Kobe beef’s high fat content consists mainly of heart-healthy monounsaturated fat and high levels of Omega 3 and 6 fatty acids, which are crucial for many body processes. It also has more conjugated linoleic acid, and lower cholesterol levels than most beef breeds, along with a low melting point and what Sommerville described as a buttery and creamy taste. “The best Wagyu is the Kobe beef.”
“I’ve never tasted such good beef such as this!” Sommerville exclaimed, while speaking of its almost melt-in-your mouth texture. “This beef is Prime Plus! You know that for beef, Prime is the Prince – it’s only three percent of the retail market and those cuts usually go straight to restaurants. Most online sellers of Wagyu get sold out before the animals mature.”
Sommerville said that a 10-ounce Kobe Wagyu steak retails in Canada for as much as $120, but he added, “You can feed four people with it, and with its fat content, it’s like eating a 10 ounce brick of butter – you can’t do it.”
Sommerville chose to simply finish Wagyu cattle for now. His land, the former Sowden Farm, purchased in 1989, has only 10 acres of hay and pasture available, which he previously used to raise horses. The balance of the land is forested, and adjoins the Sowden Tract near Lake Erie. (Mark and his partner, Penny, live in what is still known as “the old Sowden House”).

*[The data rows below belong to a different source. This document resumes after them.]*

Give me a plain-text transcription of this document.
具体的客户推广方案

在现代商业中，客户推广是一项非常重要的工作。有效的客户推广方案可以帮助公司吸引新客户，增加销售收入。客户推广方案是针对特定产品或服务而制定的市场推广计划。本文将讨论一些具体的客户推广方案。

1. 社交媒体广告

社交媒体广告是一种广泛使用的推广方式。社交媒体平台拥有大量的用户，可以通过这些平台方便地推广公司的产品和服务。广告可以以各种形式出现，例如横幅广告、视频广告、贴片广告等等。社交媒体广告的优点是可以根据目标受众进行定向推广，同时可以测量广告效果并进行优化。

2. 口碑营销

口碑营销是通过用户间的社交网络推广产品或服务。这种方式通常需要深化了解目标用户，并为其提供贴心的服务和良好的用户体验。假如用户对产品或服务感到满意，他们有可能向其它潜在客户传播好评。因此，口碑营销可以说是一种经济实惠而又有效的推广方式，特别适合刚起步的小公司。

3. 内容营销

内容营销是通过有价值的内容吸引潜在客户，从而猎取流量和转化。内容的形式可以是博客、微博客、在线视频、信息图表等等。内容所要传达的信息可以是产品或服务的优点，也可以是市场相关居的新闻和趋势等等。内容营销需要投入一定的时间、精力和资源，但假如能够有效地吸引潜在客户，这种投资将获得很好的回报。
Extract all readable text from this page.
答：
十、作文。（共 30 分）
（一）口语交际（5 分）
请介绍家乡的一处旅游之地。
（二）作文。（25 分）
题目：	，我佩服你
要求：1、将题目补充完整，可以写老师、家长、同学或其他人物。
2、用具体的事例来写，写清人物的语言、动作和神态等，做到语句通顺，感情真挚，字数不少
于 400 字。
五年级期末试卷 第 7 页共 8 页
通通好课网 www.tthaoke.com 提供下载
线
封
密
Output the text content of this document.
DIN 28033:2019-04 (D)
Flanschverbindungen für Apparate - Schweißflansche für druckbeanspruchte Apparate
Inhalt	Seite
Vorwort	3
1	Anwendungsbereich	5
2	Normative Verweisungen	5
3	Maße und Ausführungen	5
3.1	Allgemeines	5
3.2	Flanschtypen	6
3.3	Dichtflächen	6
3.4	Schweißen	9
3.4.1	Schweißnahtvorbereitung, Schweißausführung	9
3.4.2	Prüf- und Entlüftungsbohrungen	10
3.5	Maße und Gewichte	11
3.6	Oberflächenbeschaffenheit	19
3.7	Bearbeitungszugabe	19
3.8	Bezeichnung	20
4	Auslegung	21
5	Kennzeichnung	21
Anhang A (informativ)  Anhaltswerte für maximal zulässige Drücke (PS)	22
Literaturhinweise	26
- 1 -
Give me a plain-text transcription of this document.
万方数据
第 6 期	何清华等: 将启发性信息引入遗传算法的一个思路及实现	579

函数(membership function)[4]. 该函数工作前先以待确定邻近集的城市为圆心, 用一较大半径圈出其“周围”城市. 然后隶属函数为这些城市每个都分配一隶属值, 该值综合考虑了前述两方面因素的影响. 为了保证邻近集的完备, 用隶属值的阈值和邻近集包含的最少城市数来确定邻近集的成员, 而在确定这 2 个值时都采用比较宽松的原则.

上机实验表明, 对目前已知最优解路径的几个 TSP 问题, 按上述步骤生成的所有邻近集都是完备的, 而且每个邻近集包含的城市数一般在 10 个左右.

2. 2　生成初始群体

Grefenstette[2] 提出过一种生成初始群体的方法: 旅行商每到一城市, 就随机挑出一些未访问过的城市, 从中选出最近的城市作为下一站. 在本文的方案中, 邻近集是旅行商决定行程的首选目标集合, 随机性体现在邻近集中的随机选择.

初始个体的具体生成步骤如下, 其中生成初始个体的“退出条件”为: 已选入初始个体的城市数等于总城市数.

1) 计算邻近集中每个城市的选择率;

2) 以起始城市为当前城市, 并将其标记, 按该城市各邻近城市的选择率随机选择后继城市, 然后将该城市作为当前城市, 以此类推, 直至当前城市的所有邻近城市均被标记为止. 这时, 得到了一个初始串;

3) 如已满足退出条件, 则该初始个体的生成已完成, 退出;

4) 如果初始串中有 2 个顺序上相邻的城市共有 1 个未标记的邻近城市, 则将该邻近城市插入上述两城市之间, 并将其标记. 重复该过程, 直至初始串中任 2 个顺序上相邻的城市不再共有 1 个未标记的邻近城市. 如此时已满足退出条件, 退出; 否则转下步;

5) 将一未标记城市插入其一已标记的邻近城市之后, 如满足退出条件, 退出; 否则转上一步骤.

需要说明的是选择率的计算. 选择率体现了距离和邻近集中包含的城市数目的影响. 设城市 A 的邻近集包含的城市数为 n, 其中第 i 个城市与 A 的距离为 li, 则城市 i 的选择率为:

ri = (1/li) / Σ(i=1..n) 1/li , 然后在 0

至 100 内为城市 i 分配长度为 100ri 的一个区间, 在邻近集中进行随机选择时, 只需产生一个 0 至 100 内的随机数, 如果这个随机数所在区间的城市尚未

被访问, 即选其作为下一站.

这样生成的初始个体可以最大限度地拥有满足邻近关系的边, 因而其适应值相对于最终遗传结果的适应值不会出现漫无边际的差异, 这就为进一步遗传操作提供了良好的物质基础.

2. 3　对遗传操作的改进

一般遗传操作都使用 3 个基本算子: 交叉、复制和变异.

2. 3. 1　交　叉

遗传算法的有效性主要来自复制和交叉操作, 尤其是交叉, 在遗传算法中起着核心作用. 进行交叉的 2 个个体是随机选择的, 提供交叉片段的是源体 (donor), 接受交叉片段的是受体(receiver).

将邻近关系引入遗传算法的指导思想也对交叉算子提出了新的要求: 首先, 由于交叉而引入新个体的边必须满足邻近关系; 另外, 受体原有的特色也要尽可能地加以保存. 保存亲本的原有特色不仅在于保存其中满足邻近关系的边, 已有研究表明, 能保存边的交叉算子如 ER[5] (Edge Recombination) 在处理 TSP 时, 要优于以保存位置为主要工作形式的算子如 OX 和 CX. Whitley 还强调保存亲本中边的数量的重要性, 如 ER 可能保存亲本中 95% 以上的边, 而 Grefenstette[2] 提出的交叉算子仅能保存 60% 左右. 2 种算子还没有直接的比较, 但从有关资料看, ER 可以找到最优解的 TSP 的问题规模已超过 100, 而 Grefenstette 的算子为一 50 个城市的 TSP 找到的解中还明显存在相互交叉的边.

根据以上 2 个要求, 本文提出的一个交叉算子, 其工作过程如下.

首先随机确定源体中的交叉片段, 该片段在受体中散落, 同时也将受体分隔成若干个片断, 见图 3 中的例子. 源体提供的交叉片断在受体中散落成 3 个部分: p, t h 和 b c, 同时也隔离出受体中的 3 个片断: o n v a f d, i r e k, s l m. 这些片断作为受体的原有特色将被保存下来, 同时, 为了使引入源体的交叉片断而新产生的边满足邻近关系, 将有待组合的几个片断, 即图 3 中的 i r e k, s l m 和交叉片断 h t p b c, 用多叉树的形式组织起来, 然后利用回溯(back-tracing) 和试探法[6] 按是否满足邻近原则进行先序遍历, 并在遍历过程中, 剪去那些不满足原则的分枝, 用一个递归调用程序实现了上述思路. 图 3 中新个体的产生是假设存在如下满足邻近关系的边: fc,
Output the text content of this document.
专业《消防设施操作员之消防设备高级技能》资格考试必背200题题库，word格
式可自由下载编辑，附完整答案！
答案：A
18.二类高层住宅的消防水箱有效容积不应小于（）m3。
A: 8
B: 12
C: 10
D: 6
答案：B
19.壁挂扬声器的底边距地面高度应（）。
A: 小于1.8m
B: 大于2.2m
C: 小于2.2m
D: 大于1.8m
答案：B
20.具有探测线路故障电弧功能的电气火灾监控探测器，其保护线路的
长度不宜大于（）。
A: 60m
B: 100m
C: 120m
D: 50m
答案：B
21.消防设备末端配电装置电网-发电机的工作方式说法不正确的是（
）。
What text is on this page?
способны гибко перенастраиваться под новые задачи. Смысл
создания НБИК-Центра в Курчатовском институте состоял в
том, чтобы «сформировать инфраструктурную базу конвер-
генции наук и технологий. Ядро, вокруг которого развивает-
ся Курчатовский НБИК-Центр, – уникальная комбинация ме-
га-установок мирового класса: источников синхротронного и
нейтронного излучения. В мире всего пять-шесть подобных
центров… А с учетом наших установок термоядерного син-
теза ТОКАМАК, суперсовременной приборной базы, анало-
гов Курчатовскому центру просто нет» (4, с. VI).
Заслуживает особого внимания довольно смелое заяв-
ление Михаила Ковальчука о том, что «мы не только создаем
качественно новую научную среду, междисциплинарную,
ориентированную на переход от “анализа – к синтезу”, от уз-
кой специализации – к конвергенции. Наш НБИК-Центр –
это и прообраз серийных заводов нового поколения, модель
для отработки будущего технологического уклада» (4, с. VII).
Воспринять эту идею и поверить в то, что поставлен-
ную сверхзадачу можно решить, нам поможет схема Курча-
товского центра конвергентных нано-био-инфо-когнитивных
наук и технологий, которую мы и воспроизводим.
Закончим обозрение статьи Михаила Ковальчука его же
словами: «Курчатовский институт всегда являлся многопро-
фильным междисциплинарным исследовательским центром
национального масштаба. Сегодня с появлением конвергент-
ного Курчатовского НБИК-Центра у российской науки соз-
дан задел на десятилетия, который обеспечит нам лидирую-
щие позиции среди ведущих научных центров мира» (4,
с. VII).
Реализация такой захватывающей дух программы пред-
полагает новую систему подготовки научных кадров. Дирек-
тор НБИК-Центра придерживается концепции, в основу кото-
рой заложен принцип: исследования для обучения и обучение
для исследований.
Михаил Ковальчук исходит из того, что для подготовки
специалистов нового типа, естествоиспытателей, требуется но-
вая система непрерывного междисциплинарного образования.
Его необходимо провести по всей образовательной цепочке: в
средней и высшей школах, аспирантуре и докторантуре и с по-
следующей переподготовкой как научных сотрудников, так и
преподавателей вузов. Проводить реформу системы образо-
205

“I owned a feed store south of Simcoe for ten years. I understand the feed business. I have been involved with riding horses most of my life so when I bought this property, I fenced in pastures and created riding trails through the 50-acre woodlot. That pasture is where the young steers graze. There is another section that is hooked up to the barn where we finish them. They eat grain and grass that are formulated for inter-muscular fat, that spider web of fat that makes Wagyu meat so distinctive.”
The Woodhouse Wagyu Face book page portrays “the boys” as leading a tranquil life prior to their final end. Sommerville’s husbandry prioritizes bovine stress reduction, using natural controls as often as possible. For instance, he sprinkled two applications of 10,000 eggs of a parasitic wasp around the barn’s containment area, so that the cattle are not pestered by flies. “They are an extremely healthy animal.”
Sommerville keeps the herd small: the four steer currently fattening up for slaughter later this year. They will sell to restaurants, but Sommerville hints that his local abattoir is interested in keeping some steak for local sales.
”We do not want to be big. We want to produce an excellent product that people can buy for special occasions.”